CONCLUSIONS AND OUTLOOK
Using a semi-distributed hydro-meteorological model we determined monthly values of the components of the water balance and of LWS in glacierized and ice-free basins for two climatically different periods. A Monte Carlo simulation of LWS in one large basin indicated a standard deviation of 30 mm w.e. in May and less in other months. LWS has a pronounced seasonal variation that is similar in all basins. We found a change from a single summer peak of LWS in the first period 1970–97 to a double peak in May and August. We believe that it is due to higher temperatures, reduced snow cover and earlier melt in the second period 1998–2006, separating the spring maximum from the peak in August that may be caused by peak precipitation. We found that a basic condition for an increase in LWS is the supply of liquid water (either meltwater or rain), and we propose that the first LWS peak is supplied by the melting of winter snow. The summer peak or peaks (see Fig. 3, Innergschlöß) are due to water supply from rainstorms leading to an increase in the amount of water stored in glaciers such as in cavities, channels and crevasses or in subglacial sediments in the summer months.

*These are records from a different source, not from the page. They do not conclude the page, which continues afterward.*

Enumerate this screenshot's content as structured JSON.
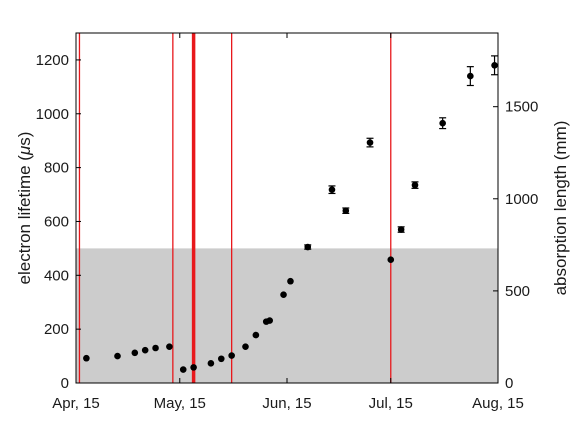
{
  "chart_data": {
    "type": "scatter",
    "x_axis": {
      "type": "date",
      "range": [
        "2015-04-15",
        "2015-08-15"
      ],
      "ticks": [
        {
          "value": "2015-04-15",
          "label": "Apr, 15"
        },
        {
          "value": "2015-05-15",
          "label": "May, 15"
        },
        {
          "value": "2015-06-15",
          "label": "Jun, 15"
        },
        {
          "value": "2015-07-15",
          "label": "Jul, 15"
        },
        {
          "value": "2015-08-15",
          "label": "Aug, 15"
        }
      ]
    },
    "y_left": {
      "label_prefix": "electron lifetime (",
      "label_mu": "μ",
      "label_suffix": "s)",
      "range": [
        0,
        1300
      ],
      "ticks": [
        0,
        200,
        400,
        600,
        800,
        1000,
        1200
      ]
    },
    "y_right": {
      "label": "absorption length (mm)",
      "range": [
        0,
        1900
      ],
      "ticks": [
        0,
        500,
        1000,
        1500
      ]
    },
    "shaded_band": {
      "y_from": 0,
      "y_to": 500,
      "color": "#cccccc"
    },
    "vertical_lines": [
      {
        "date": "2015-04-16",
        "emphasis": "normal"
      },
      {
        "date": "2015-05-13",
        "emphasis": "normal"
      },
      {
        "date": "2015-05-19",
        "emphasis": "heavy"
      },
      {
        "date": "2015-05-30",
        "emphasis": "normal"
      },
      {
        "date": "2015-07-15",
        "emphasis": "normal"
      }
    ],
    "line_color": "#e8181c",
    "marker_color": "#000000",
    "points": [
      {
        "x": "2015-04-18",
        "y": 92
      },
      {
        "x": "2015-04-27",
        "y": 100
      },
      {
        "x": "2015-05-02",
        "y": 112
      },
      {
        "x": "2015-05-05",
        "y": 122
      },
      {
        "x": "2015-05-08",
        "y": 130
      },
      {
        "x": "2015-05-12",
        "y": 135
      },
      {
        "x": "2015-05-16",
        "y": 50
      },
      {
        "x": "2015-05-19",
        "y": 58
      },
      {
        "x": "2015-05-24",
        "y": 73
      },
      {
        "x": "2015-05-27",
        "y": 90
      },
      {
        "x": "2015-05-30",
        "y": 102
      },
      {
        "x": "2015-06-03",
        "y": 135
      },
      {
        "x": "2015-06-06",
        "y": 178
      },
      {
        "x": "2015-06-09",
        "y": 228
      },
      {
        "x": "2015-06-10",
        "y": 232
      },
      {
        "x": "2015-06-14",
        "y": 328
      },
      {
        "x": "2015-06-16",
        "y": 378
      },
      {
        "x": "2015-06-21",
        "y": 505,
        "err": 8
      },
      {
        "x": "2015-06-28",
        "y": 718,
        "err": 14
      },
      {
        "x": "2015-07-02",
        "y": 640,
        "err": 10
      },
      {
        "x": "2015-07-09",
        "y": 893,
        "err": 16
      },
      {
        "x": "2015-07-15",
        "y": 458
      },
      {
        "x": "2015-07-18",
        "y": 570,
        "err": 10
      },
      {
        "x": "2015-07-22",
        "y": 735,
        "err": 12
      },
      {
        "x": "2015-07-30",
        "y": 965,
        "err": 20
      },
      {
        "x": "2015-08-07",
        "y": 1140,
        "err": 35
      },
      {
        "x": "2015-08-14",
        "y": 1180,
        "err": 35
      }
    ]
  }
}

The single peak in LWS in the first period may be explained in view of climate conditions at that time. In the years from 1965 to 1981, summer temperatures were lower; summer snow falls were more frequent so that minor glacier advances were observed at ~75% of Alpine glaciers. This meant more snow accumulation and later onset of melting that shifted the first peak of LWS to a later point in time, at the same time enlarging the second peak so that in many cases they grew together.
Typically, we observed release of water in June and July and believe that it is the slow draining of the spring meltwater peak from all storage compartments and the marked reduction of storage capacity in the waning snowpack. We were not able to separate the effects of glacier cover of a basin from that of its altitude when we tried to distinguish glacierized from ice-free basins.
The modelled snow cover may be validated by remote sensing data such as delivered by MODIS (Moderate-Resolution Imaging Spectroradiometer). However, MODIS records are available only for a limited time of the second period since the year 2000. Moreover, its areal snow cover product does not verify in any way the modelled values of snow w.e. We intend to test the period mean values of this model with the results of MODIS for the period from 2006 to a possible new glacier inventory. As a continuation of the present study we plan to resolve annual values of the water balance using meteorological records and records of annual glacier mass balances from up to ten glaciers in the greater area of investigation.
ACKNOWLEDGEMENTS
This paper was supported by the Autonomous Province of Bozen/Bolzano, Abt. 40 with Fördervertrag Nr. 29/40.3 (Eis und Wasser in Tirol, Folgen des Klimawandels) and by the University of Innsbruck. The input by Marc Olefs (now at Zentralanstalt für Meteorologie und Geophysik, Vienna) and Lukas Rastner (now at Hydrographic Office Bolzano) to the early phase of this project is highly appreciated. We thank the Scientific Editor Tómas Jóhannesson and the anonymous referees for their valuable comments and encouragement.